简体   繁体   English

在java中阅读Avro with Spark

[英]Read Avro with Spark in java

Can somebody share example of reading avro using java in spark? 有人可以在spark中分享使用java阅读avro的例子吗? Found scala examples but no luck with java. 找到scala示例但没有运气的java。 Here is the code snippet which is part of code but running into compilation issues with the method ctx.newAPIHadoopFile . 下面是代码片段,它是代码的一部分,但是ctx.newAPIHadoopFile方法的编译问题。

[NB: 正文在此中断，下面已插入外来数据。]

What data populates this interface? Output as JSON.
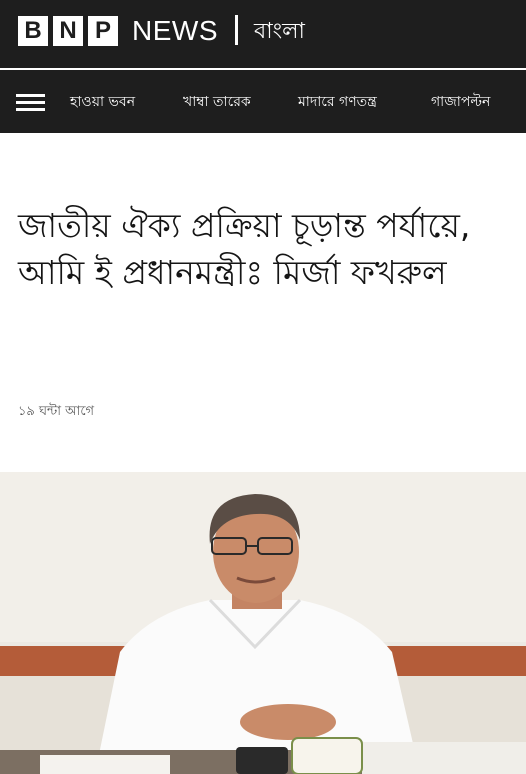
{
  "brand": {
    "logo_letters": [
      "B",
      "N",
      "P"
    ],
    "logo_word": "NEWS",
    "language": "বাংলা"
  },
  "colors": {
    "header_bg": "#1e1e1e",
    "header_text": "#ffffff",
    "headline_text": "#151515",
    "meta_text": "#555555"
  },
  "nav": {
    "menu_icon": "hamburger-menu-icon",
    "items": [
      {
        "label": "হাওয়া ভবন"
      },
      {
        "label": "খাম্বা তারেক"
      },
      {
        "label": "মাদারে গণতন্ত্র"
      },
      {
        "label": "গাজাপল্টন"
      }
    ]
  },
  "article": {
    "headline": "জাতীয় ঐক্য প্রক্রিয়া চূড়ান্ত পর্যায়ে, আমি ই প্রধানমন্ত্রীঃ মির্জা ফখরুল",
    "timestamp": "১৯ ঘন্টা আগে"
  }
}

JavaSparkContext ctx = new JavaSparkContext(sparkConf);
Configuration hadoopConf = new Configuration();
JavaRDD<SampleAvro> lines = ctx.newAPIHadoopFile(path, AvroInputFormat.class, AvroKey.class, NullWritable.class, new Configuration());

Regards 问候

You can use the spark-avro connector library by Databricks. 您可以使用Databricksspark-avro连接器库
The recommended way to read or write Avro data from Spark SQL is by using Spark's DataFrame APIs. 从Spark SQL读取或编写Avro数据的推荐方法是使用Spark的DataFrame API。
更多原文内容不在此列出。